For the past few years, I’ve been learning political theory and strategy from my peers rather than “expert” figureheads with titles obtained through association or a poli-sci degree. They often teach you to accept “working the system”. What city hall looked like, how an ordinance gets formed and passed, what lobbying groups and nonprofits sound like, and how to give a compelling testimony - all useful knowledge that ultimately felt like muffled pleas in action. I needed to learn how to organize. I needed to learn that decentralized but overlapping organizing spaces are a necessary redundancy in our collective struggle towards liberation. Like a web, like water, like fungal root networks.
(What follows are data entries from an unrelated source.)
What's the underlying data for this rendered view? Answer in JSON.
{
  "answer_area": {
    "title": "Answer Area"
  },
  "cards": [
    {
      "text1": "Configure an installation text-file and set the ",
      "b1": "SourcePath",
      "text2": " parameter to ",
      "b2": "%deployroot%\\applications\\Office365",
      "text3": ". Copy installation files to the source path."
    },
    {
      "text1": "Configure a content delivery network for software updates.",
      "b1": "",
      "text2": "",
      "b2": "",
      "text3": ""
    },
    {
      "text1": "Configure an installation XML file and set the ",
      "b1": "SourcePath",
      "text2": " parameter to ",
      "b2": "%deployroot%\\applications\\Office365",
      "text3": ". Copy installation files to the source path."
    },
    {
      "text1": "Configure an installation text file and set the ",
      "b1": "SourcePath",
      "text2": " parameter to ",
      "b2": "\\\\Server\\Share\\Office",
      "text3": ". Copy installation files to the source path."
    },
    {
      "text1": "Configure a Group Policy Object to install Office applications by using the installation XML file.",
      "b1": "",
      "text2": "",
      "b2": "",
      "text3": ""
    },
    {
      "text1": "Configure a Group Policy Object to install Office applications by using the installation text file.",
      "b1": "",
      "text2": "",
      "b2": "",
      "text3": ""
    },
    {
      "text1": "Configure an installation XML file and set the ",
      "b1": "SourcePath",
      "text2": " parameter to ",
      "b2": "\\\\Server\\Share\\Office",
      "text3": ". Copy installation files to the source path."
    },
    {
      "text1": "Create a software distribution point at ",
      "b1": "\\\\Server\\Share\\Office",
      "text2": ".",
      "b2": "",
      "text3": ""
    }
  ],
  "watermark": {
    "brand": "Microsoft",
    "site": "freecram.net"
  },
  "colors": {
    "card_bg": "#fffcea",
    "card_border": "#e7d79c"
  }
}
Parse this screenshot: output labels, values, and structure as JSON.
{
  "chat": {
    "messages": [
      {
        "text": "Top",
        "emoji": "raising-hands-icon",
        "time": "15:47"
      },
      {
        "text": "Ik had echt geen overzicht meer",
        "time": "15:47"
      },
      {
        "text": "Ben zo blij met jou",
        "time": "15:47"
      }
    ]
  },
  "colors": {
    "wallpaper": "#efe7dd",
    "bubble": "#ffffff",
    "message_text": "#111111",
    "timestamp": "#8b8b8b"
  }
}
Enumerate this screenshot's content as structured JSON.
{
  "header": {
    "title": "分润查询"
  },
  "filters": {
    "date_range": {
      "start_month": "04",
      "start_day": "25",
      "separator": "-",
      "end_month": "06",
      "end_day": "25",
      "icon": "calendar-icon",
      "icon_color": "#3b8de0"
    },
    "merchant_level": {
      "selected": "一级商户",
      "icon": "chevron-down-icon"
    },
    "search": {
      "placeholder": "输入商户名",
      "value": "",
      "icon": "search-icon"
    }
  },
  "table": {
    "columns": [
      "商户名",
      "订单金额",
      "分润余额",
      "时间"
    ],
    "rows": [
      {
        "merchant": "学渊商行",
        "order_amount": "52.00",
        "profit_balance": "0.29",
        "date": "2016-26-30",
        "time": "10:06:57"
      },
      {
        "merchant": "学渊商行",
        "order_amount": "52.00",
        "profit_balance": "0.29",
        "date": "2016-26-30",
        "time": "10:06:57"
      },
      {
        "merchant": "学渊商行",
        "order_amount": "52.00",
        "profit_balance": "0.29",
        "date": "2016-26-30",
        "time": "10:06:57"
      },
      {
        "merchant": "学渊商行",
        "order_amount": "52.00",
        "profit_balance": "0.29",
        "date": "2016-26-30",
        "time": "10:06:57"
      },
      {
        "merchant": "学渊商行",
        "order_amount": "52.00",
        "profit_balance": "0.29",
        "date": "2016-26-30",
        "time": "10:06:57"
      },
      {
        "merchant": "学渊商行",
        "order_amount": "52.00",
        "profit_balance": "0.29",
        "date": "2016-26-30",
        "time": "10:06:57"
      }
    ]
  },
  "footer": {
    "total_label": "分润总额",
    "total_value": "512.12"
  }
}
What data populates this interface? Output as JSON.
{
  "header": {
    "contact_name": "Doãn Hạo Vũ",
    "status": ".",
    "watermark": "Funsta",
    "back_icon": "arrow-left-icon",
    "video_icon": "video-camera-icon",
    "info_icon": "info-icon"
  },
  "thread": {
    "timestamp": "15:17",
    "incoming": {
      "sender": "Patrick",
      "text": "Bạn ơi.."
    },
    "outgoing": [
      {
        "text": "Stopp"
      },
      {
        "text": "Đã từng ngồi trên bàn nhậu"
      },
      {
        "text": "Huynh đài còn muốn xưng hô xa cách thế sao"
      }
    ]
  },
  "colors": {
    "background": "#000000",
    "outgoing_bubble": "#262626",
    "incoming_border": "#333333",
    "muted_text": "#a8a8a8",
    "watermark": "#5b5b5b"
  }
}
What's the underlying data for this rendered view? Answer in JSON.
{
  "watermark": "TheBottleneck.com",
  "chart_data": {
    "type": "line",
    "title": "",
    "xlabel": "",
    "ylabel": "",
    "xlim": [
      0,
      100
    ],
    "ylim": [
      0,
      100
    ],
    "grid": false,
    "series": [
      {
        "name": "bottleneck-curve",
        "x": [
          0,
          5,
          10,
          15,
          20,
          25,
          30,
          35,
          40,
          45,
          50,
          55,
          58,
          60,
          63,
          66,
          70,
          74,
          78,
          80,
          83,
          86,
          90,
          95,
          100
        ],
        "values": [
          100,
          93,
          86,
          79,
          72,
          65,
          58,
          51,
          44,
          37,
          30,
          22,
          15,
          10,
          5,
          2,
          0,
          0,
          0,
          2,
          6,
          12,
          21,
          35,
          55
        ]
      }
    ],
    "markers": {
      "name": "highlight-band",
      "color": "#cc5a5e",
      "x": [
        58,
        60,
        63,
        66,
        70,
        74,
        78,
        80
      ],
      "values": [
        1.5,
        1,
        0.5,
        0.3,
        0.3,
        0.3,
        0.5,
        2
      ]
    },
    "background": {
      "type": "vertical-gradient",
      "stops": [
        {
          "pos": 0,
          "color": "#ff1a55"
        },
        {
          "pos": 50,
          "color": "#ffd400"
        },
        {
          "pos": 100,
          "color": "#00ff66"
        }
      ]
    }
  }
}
It’s true that every campaign needs to make available tiny tasks to introduce a new person into the fold. Most people you will talk to about an issue will often agree that something is wrong, but have no idea what to do about it. We’re never taught to advocate for ourselves, or in my case, how our government actually works. But there’s only so many email blasts you can send until your well of support dries up. Watching interest wax and wane kills hope, but it’s only human. We grow tired, especially when our efforts are unsupported and we have to dedicate so much time to work for basic survival needs.

I hope to continue this radical tradition of collective learning, of honoring everyone's lived experiences, relationships & skills, as every single one is needed in our path towards collective liberation.